SAN SALVADOR: An appeals court in El Salvador on Monday acquitted a 21-year-old rape victim accused of killing her stillborn baby, in a case closely watched by rights groups.
The court in San Salvador overturned a 30-year sentence imposed on Evelyn Hernandez, who was convicted under the Central American country's strict anti-abortion laws in 2017.
Hernandez's lawyer, Bertha Maria Deleon, triumphantly announced the verdict on Twitter: "Acquitted! Yes we could."
Her legal team had won a re-trial after appealing the 2017 verdict on the grounds that it had failed to take into account key forensic evidence that indicated that the baby had choked in the womb.
Hernandez gave birth in April 2016 in the bathroom of her home in the central Cuscatlan region.

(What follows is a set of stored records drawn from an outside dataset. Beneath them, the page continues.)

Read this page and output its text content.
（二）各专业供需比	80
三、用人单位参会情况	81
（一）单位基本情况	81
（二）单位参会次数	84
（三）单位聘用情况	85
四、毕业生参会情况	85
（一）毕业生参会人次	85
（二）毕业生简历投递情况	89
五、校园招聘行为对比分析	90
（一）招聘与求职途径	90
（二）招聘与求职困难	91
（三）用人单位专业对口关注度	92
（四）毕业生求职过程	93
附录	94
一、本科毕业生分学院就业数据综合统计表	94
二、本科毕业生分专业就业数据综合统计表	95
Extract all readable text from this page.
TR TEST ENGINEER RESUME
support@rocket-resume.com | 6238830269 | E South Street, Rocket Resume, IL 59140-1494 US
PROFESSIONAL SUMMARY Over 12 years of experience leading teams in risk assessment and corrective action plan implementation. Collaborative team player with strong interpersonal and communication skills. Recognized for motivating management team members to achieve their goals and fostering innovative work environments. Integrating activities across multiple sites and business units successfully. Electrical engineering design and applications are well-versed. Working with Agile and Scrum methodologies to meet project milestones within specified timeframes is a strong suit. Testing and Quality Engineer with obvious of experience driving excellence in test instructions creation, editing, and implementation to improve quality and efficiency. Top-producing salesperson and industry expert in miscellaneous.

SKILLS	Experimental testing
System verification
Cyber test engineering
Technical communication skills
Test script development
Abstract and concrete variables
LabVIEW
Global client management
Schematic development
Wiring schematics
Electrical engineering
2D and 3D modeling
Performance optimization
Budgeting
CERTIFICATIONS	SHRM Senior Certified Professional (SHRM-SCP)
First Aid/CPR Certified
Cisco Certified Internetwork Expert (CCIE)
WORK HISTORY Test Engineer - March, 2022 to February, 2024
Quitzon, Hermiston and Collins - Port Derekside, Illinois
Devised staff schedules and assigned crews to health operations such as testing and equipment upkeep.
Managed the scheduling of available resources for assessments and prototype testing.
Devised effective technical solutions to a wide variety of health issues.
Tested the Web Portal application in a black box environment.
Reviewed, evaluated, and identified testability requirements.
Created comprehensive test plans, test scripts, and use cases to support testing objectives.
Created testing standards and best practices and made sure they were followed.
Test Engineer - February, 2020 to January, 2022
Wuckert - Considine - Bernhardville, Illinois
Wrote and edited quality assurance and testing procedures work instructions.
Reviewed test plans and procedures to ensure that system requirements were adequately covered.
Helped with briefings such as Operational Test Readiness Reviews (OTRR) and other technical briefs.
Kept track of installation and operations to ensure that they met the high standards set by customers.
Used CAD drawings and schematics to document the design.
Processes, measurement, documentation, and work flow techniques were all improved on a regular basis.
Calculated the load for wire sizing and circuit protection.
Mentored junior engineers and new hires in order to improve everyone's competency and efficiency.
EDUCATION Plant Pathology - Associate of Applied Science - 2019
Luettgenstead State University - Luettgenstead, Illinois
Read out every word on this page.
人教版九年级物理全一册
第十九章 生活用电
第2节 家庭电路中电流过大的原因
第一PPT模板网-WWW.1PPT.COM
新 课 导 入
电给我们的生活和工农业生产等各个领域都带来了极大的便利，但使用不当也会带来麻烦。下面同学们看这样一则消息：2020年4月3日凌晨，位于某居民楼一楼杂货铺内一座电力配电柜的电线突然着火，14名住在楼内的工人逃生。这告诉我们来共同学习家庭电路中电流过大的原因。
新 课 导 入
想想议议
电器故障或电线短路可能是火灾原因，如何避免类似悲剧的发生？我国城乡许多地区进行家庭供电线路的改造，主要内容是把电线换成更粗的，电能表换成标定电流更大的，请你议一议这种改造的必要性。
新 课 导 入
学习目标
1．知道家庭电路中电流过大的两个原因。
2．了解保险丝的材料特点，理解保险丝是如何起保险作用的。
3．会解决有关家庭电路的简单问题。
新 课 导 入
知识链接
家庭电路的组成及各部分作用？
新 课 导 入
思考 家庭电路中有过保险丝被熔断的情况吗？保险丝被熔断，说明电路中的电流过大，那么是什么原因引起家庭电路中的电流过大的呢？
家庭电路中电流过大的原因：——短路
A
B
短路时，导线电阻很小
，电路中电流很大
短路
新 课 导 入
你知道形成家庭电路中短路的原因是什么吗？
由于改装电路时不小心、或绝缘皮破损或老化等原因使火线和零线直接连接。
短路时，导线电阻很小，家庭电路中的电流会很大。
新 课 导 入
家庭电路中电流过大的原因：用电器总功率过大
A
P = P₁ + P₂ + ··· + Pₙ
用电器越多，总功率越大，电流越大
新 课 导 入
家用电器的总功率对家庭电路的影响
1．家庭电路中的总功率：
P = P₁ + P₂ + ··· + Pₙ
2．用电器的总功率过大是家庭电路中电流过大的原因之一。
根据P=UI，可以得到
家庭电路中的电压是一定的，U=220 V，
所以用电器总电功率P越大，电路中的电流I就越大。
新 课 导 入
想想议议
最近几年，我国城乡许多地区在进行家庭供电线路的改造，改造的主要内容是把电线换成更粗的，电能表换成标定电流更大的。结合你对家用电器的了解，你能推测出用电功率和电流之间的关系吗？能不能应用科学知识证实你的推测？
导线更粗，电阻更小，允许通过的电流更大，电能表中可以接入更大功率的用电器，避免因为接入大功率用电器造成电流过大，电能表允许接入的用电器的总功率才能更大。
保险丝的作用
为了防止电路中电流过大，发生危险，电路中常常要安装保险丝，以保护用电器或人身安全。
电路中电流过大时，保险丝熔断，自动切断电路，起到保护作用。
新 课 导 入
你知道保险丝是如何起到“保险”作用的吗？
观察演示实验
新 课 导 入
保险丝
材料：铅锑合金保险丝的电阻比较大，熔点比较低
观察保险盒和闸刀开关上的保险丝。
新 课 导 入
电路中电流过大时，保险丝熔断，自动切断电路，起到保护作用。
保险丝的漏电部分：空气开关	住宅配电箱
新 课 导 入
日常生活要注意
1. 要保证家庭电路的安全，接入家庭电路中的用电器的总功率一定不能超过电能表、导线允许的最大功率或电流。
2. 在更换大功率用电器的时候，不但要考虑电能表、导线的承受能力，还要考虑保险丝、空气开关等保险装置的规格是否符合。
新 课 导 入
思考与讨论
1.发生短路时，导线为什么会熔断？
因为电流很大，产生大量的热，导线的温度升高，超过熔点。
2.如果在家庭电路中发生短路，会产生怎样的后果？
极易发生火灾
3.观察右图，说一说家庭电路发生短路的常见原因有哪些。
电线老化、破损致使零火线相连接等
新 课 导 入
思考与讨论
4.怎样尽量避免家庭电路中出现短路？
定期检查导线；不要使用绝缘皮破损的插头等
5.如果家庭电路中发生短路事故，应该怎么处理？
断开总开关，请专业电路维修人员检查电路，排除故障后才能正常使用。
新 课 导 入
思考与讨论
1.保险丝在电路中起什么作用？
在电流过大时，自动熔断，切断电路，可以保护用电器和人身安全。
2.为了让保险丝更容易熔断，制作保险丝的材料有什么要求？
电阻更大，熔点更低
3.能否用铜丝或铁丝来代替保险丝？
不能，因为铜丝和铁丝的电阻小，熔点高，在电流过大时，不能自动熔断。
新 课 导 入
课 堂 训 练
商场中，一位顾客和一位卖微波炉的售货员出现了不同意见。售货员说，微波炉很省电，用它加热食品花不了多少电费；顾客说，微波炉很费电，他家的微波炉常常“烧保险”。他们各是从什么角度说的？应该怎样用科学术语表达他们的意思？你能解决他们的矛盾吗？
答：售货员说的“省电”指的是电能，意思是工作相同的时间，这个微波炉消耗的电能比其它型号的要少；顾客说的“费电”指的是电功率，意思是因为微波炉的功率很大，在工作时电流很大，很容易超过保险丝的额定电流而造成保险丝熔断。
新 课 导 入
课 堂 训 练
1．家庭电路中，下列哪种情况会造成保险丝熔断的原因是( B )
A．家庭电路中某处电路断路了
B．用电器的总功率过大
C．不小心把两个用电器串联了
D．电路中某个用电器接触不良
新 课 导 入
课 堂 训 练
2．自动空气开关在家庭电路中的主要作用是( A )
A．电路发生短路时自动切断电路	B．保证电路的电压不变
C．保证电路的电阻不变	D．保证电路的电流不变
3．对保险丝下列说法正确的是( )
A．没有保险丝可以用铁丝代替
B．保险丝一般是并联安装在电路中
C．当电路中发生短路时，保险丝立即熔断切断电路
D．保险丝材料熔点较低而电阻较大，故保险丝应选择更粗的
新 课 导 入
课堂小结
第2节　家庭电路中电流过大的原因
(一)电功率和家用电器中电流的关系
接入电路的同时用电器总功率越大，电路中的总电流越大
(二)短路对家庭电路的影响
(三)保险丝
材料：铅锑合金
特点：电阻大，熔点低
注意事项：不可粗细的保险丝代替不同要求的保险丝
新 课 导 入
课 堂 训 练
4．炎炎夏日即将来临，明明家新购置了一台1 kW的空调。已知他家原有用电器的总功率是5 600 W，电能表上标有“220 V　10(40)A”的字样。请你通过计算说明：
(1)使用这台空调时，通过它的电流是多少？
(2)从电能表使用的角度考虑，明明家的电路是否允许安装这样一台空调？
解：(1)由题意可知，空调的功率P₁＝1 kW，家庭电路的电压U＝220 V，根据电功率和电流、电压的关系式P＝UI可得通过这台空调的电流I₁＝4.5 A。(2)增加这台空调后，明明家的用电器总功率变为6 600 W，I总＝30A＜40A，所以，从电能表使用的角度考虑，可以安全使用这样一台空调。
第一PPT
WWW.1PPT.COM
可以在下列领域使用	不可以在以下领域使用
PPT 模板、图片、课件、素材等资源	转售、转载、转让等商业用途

She was 18 years old and eight months pregnant.
She said her son was stillborn but a court in the city of Cojutepeque convicted her of murder after prosecutors said she was culpable of not having sought prenatal care.
Hernandez said she had not known she was pregnant and gave birth on the toilet after feeling abdominal pains.
Hernandez became pregnant as a result of a rape which she did not report out of fear because her family had been threatened.
A report by the Inter-American Commission on Human Rights in January urged El Salvador to revise the cases of women sent to prison for having abortions.
El Salvador should "carefully review the convictions" of each of the women, the report concluded.
In March, three women serving 30-year sentences for aggravated homicide after losing their babies by miscarriage were released from prison.
But around 20 women remain locked up in similar cases, serving long sentences.
Many women who suffered miscarriages or complications in pregnancy ended up being found guilty of voluntary abortions, the Inter-American rights commission said.
El Salvador's law against abortions provided for prison sentences of between two and eight years, but courts often found the women guilty of the more serious crime of aggravated homicide, which carries punishment of up to 50 years behind bars.